Something that is fascinating about films of this period, even in Hollywood, is the way the Nazis are portrayed as more human than we knew them to be. Rommel isn’t shown as a heartless monster but a proud albeit indoctrinated general. When the British officers are captured, Rommel treats them to lunch and even allows them 20 questions to learn about his victories – a hubristic act for sure, but Rommel is in control of his answers, or so he thought.

Limiting the locations to the hotel for the bulk of the film, Wilder is able to create plenty of tension and suspense within this relatively small space, although some suspension of disbelief is required in how Bramble can operate and not be caught. As a reminder this is wartime, an air raid late in the film provide some visceral excitement by way of setting up a brief foray into espionage-esque action.

Putting aside the fact the whole cast speak English, Wilder’s knack for getting the right performance out of his actors is already place here. Franchot Tone is a strong lead but contends with the incendiary presence of Anne Baxter, the pathos of Akim Tamiroff, and the inimitable Eric von Stroheim, this impressive collective making the sum greater than its parts.

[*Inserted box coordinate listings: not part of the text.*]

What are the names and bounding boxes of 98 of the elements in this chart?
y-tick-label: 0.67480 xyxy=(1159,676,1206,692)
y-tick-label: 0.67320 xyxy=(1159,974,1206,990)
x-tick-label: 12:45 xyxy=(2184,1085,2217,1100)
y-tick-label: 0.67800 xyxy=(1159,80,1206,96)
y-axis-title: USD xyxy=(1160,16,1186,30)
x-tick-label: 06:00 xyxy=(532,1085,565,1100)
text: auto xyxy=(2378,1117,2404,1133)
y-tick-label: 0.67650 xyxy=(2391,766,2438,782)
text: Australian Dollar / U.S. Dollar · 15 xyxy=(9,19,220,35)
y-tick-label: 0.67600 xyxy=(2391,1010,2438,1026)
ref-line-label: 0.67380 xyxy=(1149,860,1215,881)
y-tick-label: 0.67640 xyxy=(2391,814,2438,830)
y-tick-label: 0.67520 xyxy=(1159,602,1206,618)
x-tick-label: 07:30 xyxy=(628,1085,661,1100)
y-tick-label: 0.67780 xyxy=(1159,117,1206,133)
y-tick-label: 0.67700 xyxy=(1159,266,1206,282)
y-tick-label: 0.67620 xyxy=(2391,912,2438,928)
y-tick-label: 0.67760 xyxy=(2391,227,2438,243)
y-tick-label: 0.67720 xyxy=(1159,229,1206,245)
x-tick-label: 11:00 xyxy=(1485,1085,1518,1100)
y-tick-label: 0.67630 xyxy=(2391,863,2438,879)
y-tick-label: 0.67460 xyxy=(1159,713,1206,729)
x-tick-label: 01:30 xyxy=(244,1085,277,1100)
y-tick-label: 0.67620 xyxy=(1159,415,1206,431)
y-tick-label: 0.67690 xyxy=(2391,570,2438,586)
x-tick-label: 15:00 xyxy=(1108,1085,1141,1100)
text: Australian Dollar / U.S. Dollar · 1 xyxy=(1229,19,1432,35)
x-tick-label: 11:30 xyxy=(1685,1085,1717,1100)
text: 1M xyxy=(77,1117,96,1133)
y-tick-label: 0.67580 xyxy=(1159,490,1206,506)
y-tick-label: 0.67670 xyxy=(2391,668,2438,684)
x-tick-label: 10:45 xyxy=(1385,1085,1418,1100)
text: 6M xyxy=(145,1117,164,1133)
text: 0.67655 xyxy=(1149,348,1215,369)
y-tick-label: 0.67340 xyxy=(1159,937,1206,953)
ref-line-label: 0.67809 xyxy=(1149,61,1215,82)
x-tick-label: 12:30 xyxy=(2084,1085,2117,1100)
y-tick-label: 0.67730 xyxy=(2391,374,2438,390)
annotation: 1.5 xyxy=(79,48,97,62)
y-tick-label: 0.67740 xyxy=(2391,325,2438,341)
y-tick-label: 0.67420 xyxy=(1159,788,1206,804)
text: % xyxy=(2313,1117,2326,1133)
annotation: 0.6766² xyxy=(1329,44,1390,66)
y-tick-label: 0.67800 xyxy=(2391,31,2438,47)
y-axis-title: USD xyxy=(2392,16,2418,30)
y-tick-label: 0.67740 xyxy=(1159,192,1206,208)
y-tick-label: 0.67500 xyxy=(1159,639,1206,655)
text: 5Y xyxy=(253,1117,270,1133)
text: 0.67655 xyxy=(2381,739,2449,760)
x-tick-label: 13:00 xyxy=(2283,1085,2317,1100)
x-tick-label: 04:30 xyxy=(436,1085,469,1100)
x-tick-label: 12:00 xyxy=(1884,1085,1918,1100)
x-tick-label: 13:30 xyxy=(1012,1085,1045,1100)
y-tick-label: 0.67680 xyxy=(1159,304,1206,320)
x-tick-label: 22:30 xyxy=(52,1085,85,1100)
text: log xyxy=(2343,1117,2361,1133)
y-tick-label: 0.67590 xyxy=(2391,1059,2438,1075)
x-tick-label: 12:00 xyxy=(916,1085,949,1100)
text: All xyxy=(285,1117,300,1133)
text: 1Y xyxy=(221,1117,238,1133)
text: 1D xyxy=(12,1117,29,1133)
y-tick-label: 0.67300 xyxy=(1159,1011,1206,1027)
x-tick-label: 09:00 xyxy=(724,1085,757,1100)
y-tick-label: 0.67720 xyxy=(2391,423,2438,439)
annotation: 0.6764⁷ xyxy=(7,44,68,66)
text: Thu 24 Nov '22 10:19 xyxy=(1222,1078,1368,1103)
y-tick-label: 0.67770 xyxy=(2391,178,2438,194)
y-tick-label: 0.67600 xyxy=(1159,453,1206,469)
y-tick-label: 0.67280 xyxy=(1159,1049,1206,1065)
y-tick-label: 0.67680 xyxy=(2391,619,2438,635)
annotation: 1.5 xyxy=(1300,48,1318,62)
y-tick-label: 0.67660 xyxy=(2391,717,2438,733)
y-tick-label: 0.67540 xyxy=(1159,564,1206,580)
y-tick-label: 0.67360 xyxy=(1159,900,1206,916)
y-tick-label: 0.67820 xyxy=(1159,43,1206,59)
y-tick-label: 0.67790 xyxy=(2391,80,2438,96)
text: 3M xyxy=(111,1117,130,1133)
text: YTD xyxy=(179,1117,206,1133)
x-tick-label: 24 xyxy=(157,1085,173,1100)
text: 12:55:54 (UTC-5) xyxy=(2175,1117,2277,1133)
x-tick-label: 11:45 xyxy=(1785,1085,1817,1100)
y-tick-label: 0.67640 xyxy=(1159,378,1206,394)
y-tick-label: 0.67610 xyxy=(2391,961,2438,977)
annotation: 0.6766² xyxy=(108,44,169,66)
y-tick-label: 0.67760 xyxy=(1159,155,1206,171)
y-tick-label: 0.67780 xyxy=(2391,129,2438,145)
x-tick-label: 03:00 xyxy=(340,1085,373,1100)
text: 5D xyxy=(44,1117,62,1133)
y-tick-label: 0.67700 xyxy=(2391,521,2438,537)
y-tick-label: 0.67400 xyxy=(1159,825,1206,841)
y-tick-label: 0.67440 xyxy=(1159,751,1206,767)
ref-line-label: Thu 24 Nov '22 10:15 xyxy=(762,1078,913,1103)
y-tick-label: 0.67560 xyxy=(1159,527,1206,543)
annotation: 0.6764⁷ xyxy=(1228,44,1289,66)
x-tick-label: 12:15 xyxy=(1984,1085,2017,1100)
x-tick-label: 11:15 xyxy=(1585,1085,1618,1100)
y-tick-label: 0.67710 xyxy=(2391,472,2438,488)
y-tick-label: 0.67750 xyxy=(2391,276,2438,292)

Just as we find with music acts who break through with their third album only to retro actively find the genesis of this success in the first two overlooked albums, the same can be said for Billy Wilder. Double Indemnity might have put him on the map as a director but much of its DNA is found in Five Graves To Cairo, in another case of a “lesser “Wilder film proving more valuable than it first appears.